Der dritte Spielort des Burgtheaters soll von nun an variabel bespielt werden: Nach einem Raumkonzept von Bühnenbildner Johannes Schütz werden nach Belieben Bestuhlungsblöcke gebildet. Der Chef selbst möchte sich in Leo Tolstois Monumentalroman Krieg und Frieden inszenierend vertiefen: Die von Roland Schimmmelpfennig eingerichtete Spielfassung heißt Sie werden noch Pferdefleisch fressen!.
Von einem regelrechten Uraufführungstermin will Hartmann aber (noch) nichts wissen; er möchte eine theatralische Erkundungsfahrt vorbereiten, die die Möglichkeit des Scheiterns beinahe zwingend vorsieht.

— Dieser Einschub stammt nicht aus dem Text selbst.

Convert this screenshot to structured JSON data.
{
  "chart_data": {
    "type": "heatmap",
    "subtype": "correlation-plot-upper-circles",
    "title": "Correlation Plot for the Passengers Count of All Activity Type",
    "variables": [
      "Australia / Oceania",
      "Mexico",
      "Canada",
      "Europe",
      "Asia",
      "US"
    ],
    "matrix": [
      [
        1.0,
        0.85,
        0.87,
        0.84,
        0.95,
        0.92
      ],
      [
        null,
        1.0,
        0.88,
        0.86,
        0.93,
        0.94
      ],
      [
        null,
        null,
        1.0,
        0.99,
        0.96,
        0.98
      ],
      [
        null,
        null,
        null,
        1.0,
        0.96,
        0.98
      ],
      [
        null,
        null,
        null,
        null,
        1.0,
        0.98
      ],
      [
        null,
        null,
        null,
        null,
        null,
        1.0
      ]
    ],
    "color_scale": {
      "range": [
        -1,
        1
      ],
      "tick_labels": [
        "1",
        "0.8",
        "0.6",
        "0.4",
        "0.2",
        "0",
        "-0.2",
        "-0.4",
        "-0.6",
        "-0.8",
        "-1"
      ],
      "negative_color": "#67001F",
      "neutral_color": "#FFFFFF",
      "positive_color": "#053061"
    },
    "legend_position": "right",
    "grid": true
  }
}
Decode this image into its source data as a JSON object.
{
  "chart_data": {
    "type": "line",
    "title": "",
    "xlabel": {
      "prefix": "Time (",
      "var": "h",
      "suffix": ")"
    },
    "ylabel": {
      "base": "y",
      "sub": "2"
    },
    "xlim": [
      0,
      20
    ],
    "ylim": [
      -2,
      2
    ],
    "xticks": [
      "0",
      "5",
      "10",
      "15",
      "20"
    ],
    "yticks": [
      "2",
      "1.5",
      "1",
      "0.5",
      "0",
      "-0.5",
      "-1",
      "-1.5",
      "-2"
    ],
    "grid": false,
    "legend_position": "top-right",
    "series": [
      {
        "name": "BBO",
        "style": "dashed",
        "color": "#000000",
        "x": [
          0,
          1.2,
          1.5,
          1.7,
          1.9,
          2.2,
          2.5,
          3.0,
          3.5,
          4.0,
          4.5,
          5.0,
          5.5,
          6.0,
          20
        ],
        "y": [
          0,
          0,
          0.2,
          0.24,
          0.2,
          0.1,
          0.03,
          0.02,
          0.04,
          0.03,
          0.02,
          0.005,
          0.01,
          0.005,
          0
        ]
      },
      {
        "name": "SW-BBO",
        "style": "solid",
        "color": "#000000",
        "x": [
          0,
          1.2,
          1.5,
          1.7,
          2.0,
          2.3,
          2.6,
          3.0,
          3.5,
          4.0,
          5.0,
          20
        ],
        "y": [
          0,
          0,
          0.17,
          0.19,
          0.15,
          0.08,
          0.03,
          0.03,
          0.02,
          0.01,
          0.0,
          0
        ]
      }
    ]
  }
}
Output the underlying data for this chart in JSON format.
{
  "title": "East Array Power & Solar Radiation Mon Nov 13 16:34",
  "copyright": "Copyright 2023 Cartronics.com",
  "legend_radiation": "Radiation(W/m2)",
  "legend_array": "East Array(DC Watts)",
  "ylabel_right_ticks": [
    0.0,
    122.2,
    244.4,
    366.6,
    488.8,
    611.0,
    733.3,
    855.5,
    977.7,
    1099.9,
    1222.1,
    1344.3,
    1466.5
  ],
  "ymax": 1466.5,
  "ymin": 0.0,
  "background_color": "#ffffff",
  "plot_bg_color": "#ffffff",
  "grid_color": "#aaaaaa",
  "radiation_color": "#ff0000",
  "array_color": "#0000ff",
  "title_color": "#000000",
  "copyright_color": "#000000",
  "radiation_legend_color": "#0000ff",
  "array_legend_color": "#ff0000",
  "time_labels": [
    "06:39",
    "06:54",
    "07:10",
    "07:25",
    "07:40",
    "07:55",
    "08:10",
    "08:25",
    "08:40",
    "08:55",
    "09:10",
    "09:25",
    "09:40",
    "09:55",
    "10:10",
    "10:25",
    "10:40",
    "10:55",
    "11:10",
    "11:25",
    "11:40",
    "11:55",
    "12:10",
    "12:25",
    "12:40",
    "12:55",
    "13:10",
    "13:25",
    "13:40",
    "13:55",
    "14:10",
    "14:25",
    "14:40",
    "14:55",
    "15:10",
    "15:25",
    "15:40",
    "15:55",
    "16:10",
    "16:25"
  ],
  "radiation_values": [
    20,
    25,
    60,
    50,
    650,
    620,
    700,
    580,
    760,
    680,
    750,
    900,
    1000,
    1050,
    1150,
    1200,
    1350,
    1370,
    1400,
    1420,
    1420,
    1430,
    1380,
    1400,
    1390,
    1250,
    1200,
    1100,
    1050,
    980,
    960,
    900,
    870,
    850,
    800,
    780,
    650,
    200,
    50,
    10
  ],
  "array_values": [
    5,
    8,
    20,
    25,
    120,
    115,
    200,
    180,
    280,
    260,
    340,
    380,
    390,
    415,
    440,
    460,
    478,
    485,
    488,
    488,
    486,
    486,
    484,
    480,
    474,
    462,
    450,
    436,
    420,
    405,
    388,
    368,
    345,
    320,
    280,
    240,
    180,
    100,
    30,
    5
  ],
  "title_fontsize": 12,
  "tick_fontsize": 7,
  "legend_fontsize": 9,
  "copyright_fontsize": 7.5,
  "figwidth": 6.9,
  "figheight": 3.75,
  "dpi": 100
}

Sein Interesse am Stoff? "Der Roman behandelt einen Zeitenwechsel. Das ist Kopfkino!" Ob er die Schlacht von Borodino im Kasino nachstellen wolle? Hartmann: "Warum nicht?" Einen Premierentermin soll es bei aller Prozesshaftigkeit dann doch geben: im April.
Während Andrea Breth bereits für Bernard-Marie Koltès Quai West probt (angeblich sehr lautstark, Premiere: 6. Februar an der Burg), liefert der Schweizer Niklaus Helbling am 26. des Monats die Uraufführung von Sibylle Bergs Nur Nachts ab (Akademietheater). Stefan Bachmann wird Horváths Geschichten aus dem Wiener Wald herausbringen (mit Birgit Minichmayr als Marianne und Nicholas Ofczarek als Alfred, 16.4., Akademiethater), René Pollesch kommt am 28. Mai (Peking-Opel). Früher Höhepunkt an der Burg: Thomas Vinterberg inszeniert selbst die Fortsetzung des Dogma-Stoffes Das Fest mit dem Titel Das Begräbnis (Uraufführung 6. März, Burgtheater).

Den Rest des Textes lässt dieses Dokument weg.